Ein gewisses Sucht­poten­tial steckt schon in den Sudoku-​Rätseln. Auch fressen sie recht viel Zeit, weil es ohne Hilfs­mittel recht lange dauern kann, sofern man sein Gehirn nicht zu einer Sudoku-​Maschine umge­baut hat, die auch schwie­rigere Kombi­natio­nen im Gedächt­nis bewäl­tigen kann und nicht eine Über­legung über die nächste vergißt. So wie gute Skat­spieler alle Punkte mit­zählen, um sicher auf 61 statt mit Glück auf 90 Punkte zu kommen, und nicht gerade sämt­liche, aber die ent­schei­denden Karten im Kopf haben.

Auf dem Umschlag meines Heftes steht, daß für Sudoku keiner­lei mathema­tisches Wissen erfor­der­lich sei. Es reiche aus, bis 9 zählen zu können. Doch auch das ist über­trieben. Nimmt man statt der 9 Zif­fern die Buch­staben A bis I, so sieht man schlag­artig, daß es mit Rechnen nichts zu tun hat. Und Mathe­matik würde darin nur einer vermuten, der Kombi­nato­rik als mathe­mati­sche Diszi­plin kennt oder jede Art von logi­schem oder schluß­fol­gerndem Denken für Mathe­matik hält.

Das mußte ich sagen, denn mathema­tischen Vorur­teilen darf sich ja jeder unge­niert hingeben und behaup­ten, als Mathe­matiker müsse man Sudoku in Windes­eile lösen können, andern­falls man wohl doch nicht so schlau sei, wie man immer den Anschein erwecke. Mit derar­tigem Schwach­sinn lebt der Mathe­matiker und revan­chiert sich, indem er sich solche Platt­heiten und Vorur­teile auf anderen Gebieten eben­falls gestat­tet. Zum Beispiel im Libanon-​Konflikt, in den andere ihre ganze Geistes­akro­batik inve­stieren.

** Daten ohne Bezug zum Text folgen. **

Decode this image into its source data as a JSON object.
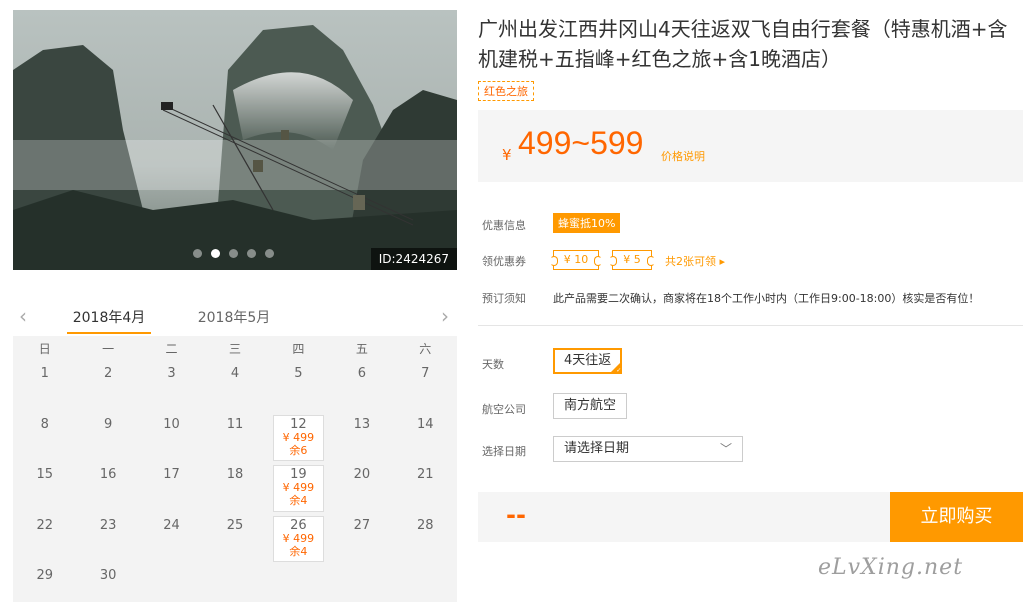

Doch zurück zum Sudoku: Bisher hatte ich nur gele­gent­lich recht leichte Auf­gaben gelöst und meinte, man müsse nur alle Felder aus­füllen, in denen nur noch eine einzige Zahl nicht im Konflikt mit der eigenen Reihe, Spalte und dem eigenen Kasten steht. Und wenn diese Methode nichts mehr bringt, dann sind eben zwei Fälle zu unter­scheiden, von denen hoffent­lich einer bald in eine Sack­gasse führt. So oder noch bru­taler geht es tatsäch­lich mit dem Computer. Der unge­übte Mensch aber ist dafür nicht geeignet. Schnell ist in beiden Fällen aber­mals eine Fall­unter­scheidung nötig, der Über­blick dahin, die Geduld am Ende.

Inzwischen kann ich leichtere Fall­unter­schei­dungen bewäl­tigen, die auf den ersten Blick viel­leicht gar nicht als solche erkannt und gesehen werden. Zum Beispiel, wenn die Zahlen 3, 5 und 9 zu ver­geben sind, für 3 und 9 aber nur zwei der drei freien Felder möglich sind. Dann muß die 5 in jeder der beiden Plazie­rungenfür 3 und 9 notge­drungen in das dritte Käst­chen. Ich glaube, ich muß mir ein Buch kaufen, in der die mensch­lichen Metho­den be­schrie­ben sind. Mit dem Computer ist es so und so einfach.